Scottish schools broke up last Friday so we have just finished our first week of the holidays.
And what a week! What the children didn’t know is that we were keeping a big secret, which was that all 4 of their grandparents were coming to stay. Not in the cottage (no way would we have room) but in a holiday cottage a few yards away.
We have been real tourists. We’re been to John O’Groats, The Castle of Mey, a boat trip on Loch Ness and a distillery tour. Today we had a BBQ in the back garden for M, who is 7 today.
Unfortunately for me, M decided 5 am was a good time to start her birthday, and therefore also a good time for me too. There was a division of labour between hubby and me; he got the shopping list and I got the cooker, and then hubby’s dad came down to lend a hand with the meat (always handy to have a retired butcher in the family). We headed into the garden about 2 o’clock and have only been back inside for about half an hour. The kids still need a bath but we are waiting on one more visitor, M’s godmother, who has been at work today, and frankly M is so high from sugar and excitement I am wondering if her usual melatonin will actually work to help her off to sleep.
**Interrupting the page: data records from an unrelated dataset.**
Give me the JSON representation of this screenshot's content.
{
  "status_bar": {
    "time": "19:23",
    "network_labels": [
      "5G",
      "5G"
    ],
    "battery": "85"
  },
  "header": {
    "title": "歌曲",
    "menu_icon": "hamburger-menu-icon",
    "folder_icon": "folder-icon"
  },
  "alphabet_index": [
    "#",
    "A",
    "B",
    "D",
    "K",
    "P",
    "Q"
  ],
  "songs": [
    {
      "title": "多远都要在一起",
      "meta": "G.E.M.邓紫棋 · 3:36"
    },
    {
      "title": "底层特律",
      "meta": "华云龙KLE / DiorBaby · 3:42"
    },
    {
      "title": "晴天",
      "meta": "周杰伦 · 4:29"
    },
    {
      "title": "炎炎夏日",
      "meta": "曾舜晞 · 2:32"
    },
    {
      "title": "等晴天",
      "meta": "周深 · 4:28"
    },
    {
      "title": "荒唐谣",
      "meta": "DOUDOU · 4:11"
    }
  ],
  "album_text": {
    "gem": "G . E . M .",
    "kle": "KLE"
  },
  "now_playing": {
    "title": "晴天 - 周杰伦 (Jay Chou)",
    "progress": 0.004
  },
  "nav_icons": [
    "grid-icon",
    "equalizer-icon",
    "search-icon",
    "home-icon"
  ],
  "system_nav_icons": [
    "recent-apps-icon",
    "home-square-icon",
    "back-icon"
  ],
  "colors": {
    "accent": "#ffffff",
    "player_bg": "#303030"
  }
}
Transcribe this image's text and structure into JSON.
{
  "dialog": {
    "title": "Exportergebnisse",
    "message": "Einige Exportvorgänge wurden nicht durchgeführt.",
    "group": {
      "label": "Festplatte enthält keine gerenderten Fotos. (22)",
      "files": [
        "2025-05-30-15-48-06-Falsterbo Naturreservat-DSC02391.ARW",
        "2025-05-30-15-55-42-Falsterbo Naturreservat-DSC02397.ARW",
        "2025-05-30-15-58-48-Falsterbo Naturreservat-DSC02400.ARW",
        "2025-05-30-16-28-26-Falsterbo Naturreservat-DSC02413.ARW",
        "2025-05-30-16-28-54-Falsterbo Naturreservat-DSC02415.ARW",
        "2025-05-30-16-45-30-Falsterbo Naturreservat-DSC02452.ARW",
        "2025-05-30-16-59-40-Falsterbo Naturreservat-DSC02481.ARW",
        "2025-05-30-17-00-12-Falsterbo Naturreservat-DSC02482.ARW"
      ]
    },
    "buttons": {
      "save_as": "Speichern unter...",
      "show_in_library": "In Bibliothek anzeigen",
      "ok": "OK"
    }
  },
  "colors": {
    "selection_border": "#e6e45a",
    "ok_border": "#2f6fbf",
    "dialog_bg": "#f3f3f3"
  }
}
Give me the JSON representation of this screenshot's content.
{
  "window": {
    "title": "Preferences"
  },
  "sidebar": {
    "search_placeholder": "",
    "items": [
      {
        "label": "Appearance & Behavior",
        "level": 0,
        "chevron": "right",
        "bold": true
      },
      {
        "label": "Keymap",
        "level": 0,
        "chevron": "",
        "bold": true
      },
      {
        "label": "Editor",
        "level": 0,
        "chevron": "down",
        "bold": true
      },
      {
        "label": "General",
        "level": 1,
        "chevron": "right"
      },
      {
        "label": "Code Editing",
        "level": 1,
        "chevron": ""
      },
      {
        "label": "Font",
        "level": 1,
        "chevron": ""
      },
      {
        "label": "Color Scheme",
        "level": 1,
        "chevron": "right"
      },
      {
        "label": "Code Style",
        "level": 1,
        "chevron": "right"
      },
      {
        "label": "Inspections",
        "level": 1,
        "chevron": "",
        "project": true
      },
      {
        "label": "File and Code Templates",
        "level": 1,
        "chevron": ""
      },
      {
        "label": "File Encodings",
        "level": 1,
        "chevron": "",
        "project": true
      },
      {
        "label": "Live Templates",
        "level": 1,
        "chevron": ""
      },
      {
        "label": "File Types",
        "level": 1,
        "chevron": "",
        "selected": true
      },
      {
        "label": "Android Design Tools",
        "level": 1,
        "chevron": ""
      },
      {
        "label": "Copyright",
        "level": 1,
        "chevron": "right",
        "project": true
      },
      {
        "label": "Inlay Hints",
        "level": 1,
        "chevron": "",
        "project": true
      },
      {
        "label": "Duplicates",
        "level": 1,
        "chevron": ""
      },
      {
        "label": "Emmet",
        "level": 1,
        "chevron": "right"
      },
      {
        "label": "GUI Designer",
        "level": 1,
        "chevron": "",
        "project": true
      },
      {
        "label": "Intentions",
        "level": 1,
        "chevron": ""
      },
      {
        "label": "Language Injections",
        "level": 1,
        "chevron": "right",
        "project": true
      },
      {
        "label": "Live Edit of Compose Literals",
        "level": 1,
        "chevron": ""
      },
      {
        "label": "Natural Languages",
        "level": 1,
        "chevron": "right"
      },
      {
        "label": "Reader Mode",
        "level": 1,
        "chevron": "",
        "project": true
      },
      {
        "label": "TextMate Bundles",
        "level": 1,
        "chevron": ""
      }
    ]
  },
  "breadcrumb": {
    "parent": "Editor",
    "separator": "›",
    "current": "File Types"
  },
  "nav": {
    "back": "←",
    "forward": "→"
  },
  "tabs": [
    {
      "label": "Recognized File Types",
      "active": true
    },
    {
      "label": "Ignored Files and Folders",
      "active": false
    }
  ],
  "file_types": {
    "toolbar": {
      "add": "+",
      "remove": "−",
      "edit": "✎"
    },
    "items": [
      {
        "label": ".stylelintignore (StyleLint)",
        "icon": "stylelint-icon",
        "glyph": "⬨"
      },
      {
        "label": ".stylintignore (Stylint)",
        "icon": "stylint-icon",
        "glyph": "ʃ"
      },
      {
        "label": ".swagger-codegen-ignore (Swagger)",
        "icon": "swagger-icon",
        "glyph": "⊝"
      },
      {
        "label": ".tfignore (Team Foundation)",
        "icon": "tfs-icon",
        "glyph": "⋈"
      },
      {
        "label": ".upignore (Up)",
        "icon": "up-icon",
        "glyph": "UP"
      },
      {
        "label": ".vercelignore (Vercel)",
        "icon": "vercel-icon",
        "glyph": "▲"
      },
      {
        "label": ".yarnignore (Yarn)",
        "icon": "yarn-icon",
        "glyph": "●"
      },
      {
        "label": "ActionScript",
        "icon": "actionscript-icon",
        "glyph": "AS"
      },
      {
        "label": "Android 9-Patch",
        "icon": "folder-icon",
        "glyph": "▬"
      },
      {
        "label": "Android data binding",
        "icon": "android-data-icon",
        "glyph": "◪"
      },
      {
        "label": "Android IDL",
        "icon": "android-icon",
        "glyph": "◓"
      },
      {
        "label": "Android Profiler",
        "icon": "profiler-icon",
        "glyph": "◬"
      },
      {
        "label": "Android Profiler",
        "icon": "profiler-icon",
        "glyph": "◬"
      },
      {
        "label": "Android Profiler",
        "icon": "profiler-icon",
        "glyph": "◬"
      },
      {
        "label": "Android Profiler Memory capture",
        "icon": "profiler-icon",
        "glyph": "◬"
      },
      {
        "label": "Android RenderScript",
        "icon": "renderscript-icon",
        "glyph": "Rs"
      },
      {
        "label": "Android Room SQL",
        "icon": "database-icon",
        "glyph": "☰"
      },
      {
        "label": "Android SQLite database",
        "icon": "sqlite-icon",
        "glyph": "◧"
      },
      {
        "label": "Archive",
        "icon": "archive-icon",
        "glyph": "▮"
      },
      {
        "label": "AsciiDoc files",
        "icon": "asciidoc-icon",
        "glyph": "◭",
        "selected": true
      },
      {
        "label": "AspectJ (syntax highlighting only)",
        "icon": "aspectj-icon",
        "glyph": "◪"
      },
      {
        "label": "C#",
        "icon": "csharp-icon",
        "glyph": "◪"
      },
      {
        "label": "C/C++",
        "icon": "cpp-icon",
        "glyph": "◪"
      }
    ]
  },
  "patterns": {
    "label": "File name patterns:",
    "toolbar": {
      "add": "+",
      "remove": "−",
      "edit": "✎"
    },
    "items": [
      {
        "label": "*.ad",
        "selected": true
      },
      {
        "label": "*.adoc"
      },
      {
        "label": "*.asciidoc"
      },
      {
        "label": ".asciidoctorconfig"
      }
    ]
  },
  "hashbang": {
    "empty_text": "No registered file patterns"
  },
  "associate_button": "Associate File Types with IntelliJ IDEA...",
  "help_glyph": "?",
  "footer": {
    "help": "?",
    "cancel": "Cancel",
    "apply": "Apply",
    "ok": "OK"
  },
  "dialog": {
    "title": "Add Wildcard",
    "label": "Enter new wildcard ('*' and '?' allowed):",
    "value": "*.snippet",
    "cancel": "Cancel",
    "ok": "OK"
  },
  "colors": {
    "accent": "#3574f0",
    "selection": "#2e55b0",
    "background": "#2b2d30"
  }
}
M was quite definite about what she would like for her birthday, and even wrote a neat list. She has a fairly narrow set of toys that she will play with, and we have learned that it can be a waste of money to buy her something radically different, so she was delighted with gifts and cards of the Hello Kitty, Sylvanian Families and Moshi Monster variety. I do think a lot of their value is their small size – they are easy toys to hold in the hand, and also to line up and categorize, something M often likes to do. If she is very calm she will act out scenes for the figures, and I often hear film scenarios or excerpts from TV shows in her play. If she is more anxious then the play becomes more of a mammoth tidying session, with everyone and everything being put into lines or into boxes. It’s part of her autistic nature to take comfort from this sorting, a calming tool, but I do like the fact that recently she has done less of it, I am assuming it is linked directly to stress, and now we seem to be managing her world better in terms of keeping the worst stress at bay, the less of this behaviour I see. Every aspect of M is a learning curve for me, and I hope that maybe one day I can work with other children on the autistic spectrum and help them with what I’ve learned.